In the just released results, Bendigo and Adelaide Bank has announced a profit of $423.9 million to June 30 2015. However, this is more from efficiency and provision adjustment than underlying business momentum, in our view, in a tough market. Nevertheless, they do have a good core franchise, with a relatively high customer satisfaction rating.
Underlying cash earnings were up 13.1%. Net interest margin was squeezed by 4 basis points to 2.20%, reflecting competition in the low interest rate environment. It dropped further in 2H15 to 2.17%. Common equity tier 1 ratio increased 15 basis points to 8.17%. Total capital increased 118 basis points to 12.57%. They continue to focus on achieving advanced capital accreditation, but are not there yet.
Lending growth at 5.3% was below system (7.5%), whilst business lending was 10%, above system, of 8.3%. Home lending was also slower than system growth, and they noted a 20% increase in excess repayments.
Great Southern specific provisions were reduced from $323.8m to $257.7m since December 2014.
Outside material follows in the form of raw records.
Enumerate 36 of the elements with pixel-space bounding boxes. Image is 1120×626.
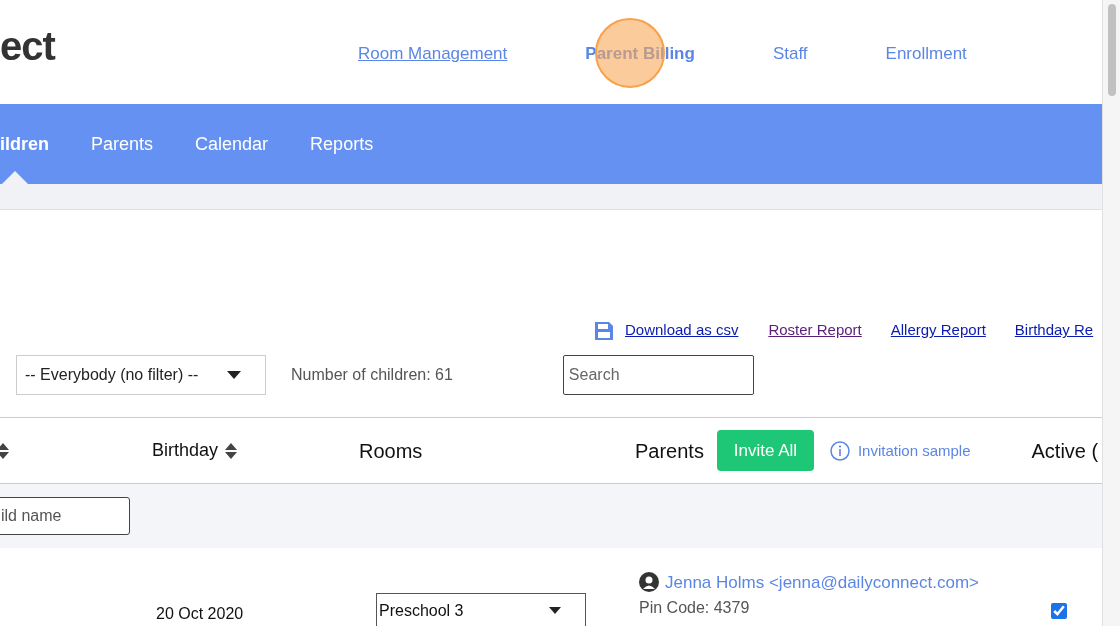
- pointer-icon: [2, 170, 28, 184]
- column-header: Active (: [1031, 438, 1099, 464]
- caret-icon: [549, 607, 561, 615]
- tab[interactable]: Reports: [310, 130, 374, 158]
- column-header: Birthday: [152, 439, 219, 463]
- sort-icon[interactable]: [224, 441, 239, 460]
- column-header: Parents: [635, 438, 704, 464]
- filter-dropdown[interactable]: -- Everybody (no filter) --: [16, 355, 266, 396]
- search-field[interactable]: Search: [562, 355, 754, 396]
- children-count: Number of children: 61: [291, 365, 453, 386]
- pin-code: Pin Code: 4379: [639, 597, 750, 618]
- invitation-sample-link[interactable]: Invitation sample: [857, 439, 971, 462]
- tab[interactable]: Parents: [91, 130, 154, 158]
- info-icon[interactable]: [829, 440, 850, 461]
- active-checkbox[interactable]: [1051, 602, 1067, 619]
- caret-icon: [227, 371, 241, 380]
- report-link[interactable]: Download as csv: [625, 319, 739, 342]
- sort-icon[interactable]: [0, 441, 10, 460]
- room-dropdown[interactable]: Preschool 3: [376, 592, 586, 626]
- tab[interactable]: Calendar: [195, 130, 269, 158]
- logo-text[interactable]: ect: [0, 24, 55, 68]
- report-link[interactable]: Roster Report: [768, 319, 862, 342]
- report-link[interactable]: Allergy Report: [890, 319, 986, 342]
- nav-link[interactable]: Room Management: [358, 41, 508, 67]
- parent-link[interactable]: Jenna Holms <jenna@dailyconnect.com>: [665, 569, 979, 596]
- parent-icon: [639, 572, 659, 593]
- nav-link[interactable]: Staff: [772, 41, 808, 67]
- tab[interactable]: ildren: [0, 130, 49, 158]
- report-link[interactable]: Birthday Re: [1014, 319, 1094, 342]
- nav-link[interactable]: Enrollment: [885, 41, 967, 67]
- name-filter-field[interactable]: ild name: [0, 496, 130, 535]
- save-icon[interactable]: [594, 320, 614, 341]
- birthday-cell-text: 20 Oct 2020: [156, 603, 244, 624]
- invite-all-button[interactable]: Invite All: [716, 430, 814, 472]
- scrollbar[interactable]: [1102, 0, 1120, 626]
- column-header: Rooms: [359, 438, 423, 464]
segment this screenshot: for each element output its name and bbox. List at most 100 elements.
They have been focussing on efficiency management, with the expense to incomes ratio down, though overall operating expenses rose 6.6% to $878m.
Looking at the segmentals, retail banking and rural were up, whilst wealth and third party banking were down.
Bad and Doubtful debt provisions were down 16.6%, to $68.1m. However, 2H15 were higher due to $15.9m provision for Great Southern. We note that 90 day+ arrears were up for residential to (~1.3%) and business to (~1.7%). Rural, their highest growth sector, had highest arrears around 5.5%.